Study On Diclofenac Sodium Solid Dispersion-Chitosan/Sodium Alginate Microspheres

Objective: Under the guidance of the basic theory for pharmacy, Diclofenac sodium ( DS ) solid dispersion (SD) were to delay the DS dissolution. The sustained-release microspheres were then prepared with sodium alginate(SA)and Chitosan(CS)as carriers. In this paper,DS's acting time was prolonged and while side effects were reduced by preparing the microsphere(MS) with SA and CS. The stability and pharmacokinetics were also studied.Methods: (1) The DS analysis method in vitro was established, and physicochemical proterties such as dissociation constants, solubility, and apparent oil-water coefficient were determined.(2) Diclofenac sodium solid dispersion(DS-SD)was prepared using solvent-melt method. Single factor investigation was established to optimize the preparing technology of solid dispersion, and analysized the characters of the solid dispersion. (3) Diclofenac sodium solid dispersion chitosan/sodium alginate -microsphere (DS-SD-CS/SA-MS) were prepared using an emulsion crosslinking technique.

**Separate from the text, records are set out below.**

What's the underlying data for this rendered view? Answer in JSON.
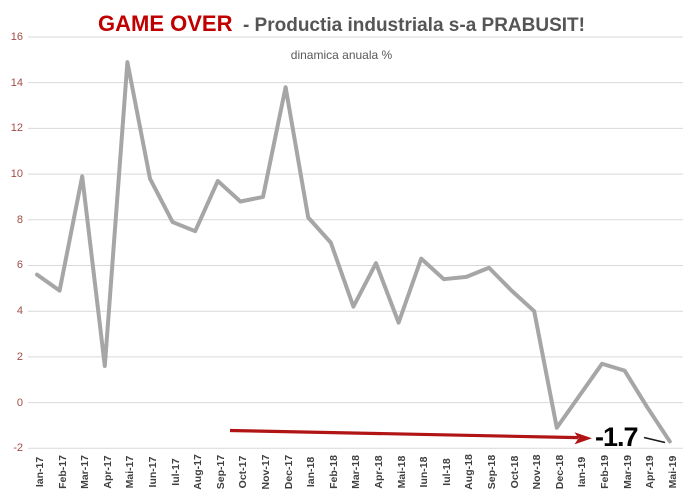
{
  "header": {
    "title_highlight": "GAME OVER",
    "title_rest": "- Productia industriala s-a PRABUSIT!",
    "subtitle": "dinamica anuala %"
  },
  "annotation": {
    "last_value_label": "-1.7"
  },
  "chart_data": {
    "type": "line",
    "title": "GAME OVER - Productia industriala s-a PRABUSIT!",
    "subtitle": "dinamica anuala %",
    "series_name": "dinamica anuala %",
    "categories": [
      "Ian-17",
      "Feb-17",
      "Mar-17",
      "Apr-17",
      "Mai-17",
      "Iun-17",
      "Iul-17",
      "Aug-17",
      "Sep-17",
      "Oct-17",
      "Nov-17",
      "Dec-17",
      "Ian-18",
      "Feb-18",
      "Mar-18",
      "Apr-18",
      "Mai-18",
      "Iun-18",
      "Iul-18",
      "Aug-18",
      "Sep-18",
      "Oct-18",
      "Nov-18",
      "Dec-18",
      "Ian-19",
      "Feb-19",
      "Mar-19",
      "Apr-19",
      "Mai-19"
    ],
    "values": [
      5.6,
      4.9,
      9.9,
      1.6,
      14.9,
      9.8,
      7.9,
      7.5,
      9.7,
      8.8,
      9.0,
      13.8,
      8.1,
      7.0,
      4.2,
      6.1,
      3.5,
      6.3,
      5.4,
      5.5,
      5.9,
      4.9,
      4.0,
      -1.1,
      0.3,
      1.7,
      1.4,
      -0.2,
      -1.7
    ],
    "y_ticks": [
      16,
      14,
      12,
      10,
      8,
      6,
      4,
      2,
      0,
      -2
    ],
    "ylim": [
      -2,
      16
    ],
    "xlabel": "",
    "ylabel": "",
    "grid": "horizontal",
    "legend": "none",
    "annotations": [
      {
        "type": "arrow",
        "label": "downtrend-arrow"
      },
      {
        "type": "data-label",
        "text": "-1.7",
        "target": "Mai-19"
      }
    ]
  },
  "colors": {
    "background": "#FFFFFF",
    "line": "#A6A6A6",
    "grid": "#D9D9D9",
    "title_highlight": "#C00000",
    "title_rest": "#555555",
    "subtitle": "#595959",
    "y_labels": "#A14D48",
    "x_labels": "#3F3F3F",
    "arrow": "#B01414",
    "annotation_text": "#000000",
    "leader_line": "#1A1A1A"
  }
}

The orthogonal design was used to optimize the technology of preparation of microspheres investigated. (4) Pharmacokinetic characteristics of DS-SD-CS/SA-MS were estimated through intragastric administration.Results: (1) The solubility of DS was enhanced with the increasing pH of dissolution medium. (2) Carnauba wax as the lipid carriers showed the best sustained release effect for DS when drug-lipid ratio was 1:4. (3)Entrapment rate and loading amount were taken as indexes, and the optimum conditions were: emulsifier concentration was 0.5g?mL-1, rotation speed for 500 r?min-1, CaCl2 concentration was 0.8 g?mL-1. Micromeritics properties of the microsphere has a good liquidity and in complian with requirements. On this condition, the entrapment rate rate of 23.93% and the loading amount of 3.38% were performed. The average diameter was 112.40μm. The release of diclofenac sodium followed Higuchi's equation in vitro. (4)With intragastric administration,the plasma concentration versus time curve of DS,DS-SD, DS-SD-CS/SA-MS was coincident with one compartment model. Compared to DS, MRT and T1/2 of DS-SD-CS/SA-MS were prolonged and relative bioavailability was 106.4%.Conclusion: DS-SD-CS/SA-MS was an effective sustained-release dosage form.